I would check that MongoDB is running in that container.

pkaramol commented 6 years ago

It seems that I CAN perform a test connection to mongo from the st2 container

root@6d38dc3431e1:/# python
Python 2.7.6 (default, Nov 23 2017, 15:49:48) 
[GCC 4.8.4] on linux2
Type "help", "copyright", "credits" or "license" for more information.
>>> from pymongo import MongoClient
>>> client = MongoClient('mongo', 27017)
>>> db = client.database_name
>>> collection = db.collection_name
>>> collection.find_one({"name":"name1"})
>>> print collection
Collection(Database(MongoClient(host=['mongo:27017'], document_class=dict, tz_aware=False, connect=True), u'database_name'), u'collection_name')
>>> print client
MongoClient(host=['mongo:27017'], document_class=dict, tz_aware=False, connect=True)
pkaramol commented 6 years ago

What is more, data seem to be created from st2 to mongo;

check this gist;

pkaramol commented 6 years ago 
root@b30c2277e1bd:/# st2ctl status
st2actionrunner PID: 3129
st2actionrunner PID: 3131
st2actionrunner PID: 3154
st2actionrunner PID: 3164
st2api PID: 57
st2api PID: 3096
st2stream PID: 59
st2stream PID: 3086
st2auth PID: 48
st2auth PID: 3091
st2garbagecollector PID: 3074
st2notifier PID: 3111
st2resultstracker PID: 3062
st2rulesengine PID: 3176
st2sensorcontainer PID: 3105
st2chatops is not running.
mistral-server PID: 407
mistral.api PID: 399
mistral.api PID: 435
mistral.api PID: 436
udaymadu commented 6 years ago

@pkaramol ,

Have you resolved issue, am facing same issue in cluster environment.

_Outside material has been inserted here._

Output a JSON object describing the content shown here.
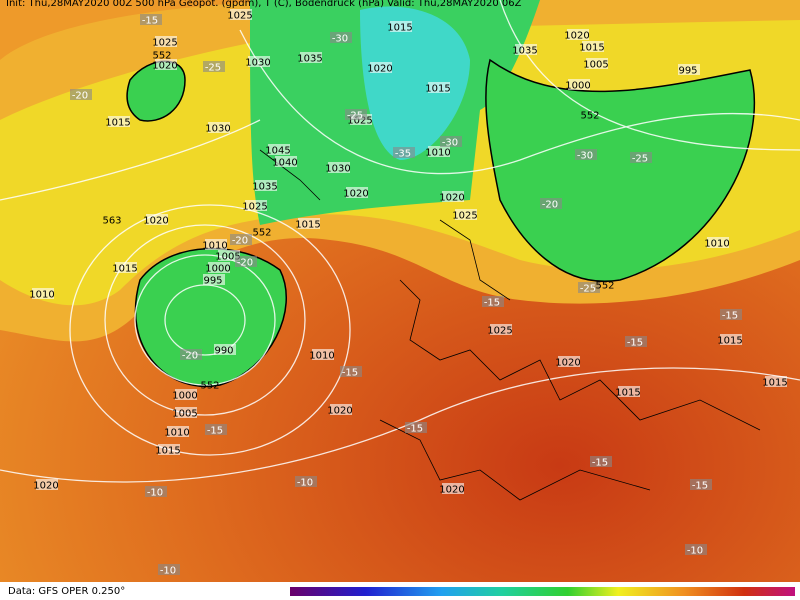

and have started all st2 instances and ran /opt/stackstorm/st2/bin/pip install redis, postgres, rabbitmq, ..all of them showing requirement satisfied

pkaramol commented 6 years ago

Nope...it has been blocking me big time...

udaymadu commented 6 years ago

have you got any help form stackstorm community, can i go ahead and put t there.

pkaramol commented 6 years ago

by all means...! go ahead. any help / feedback on this would be highly valuable.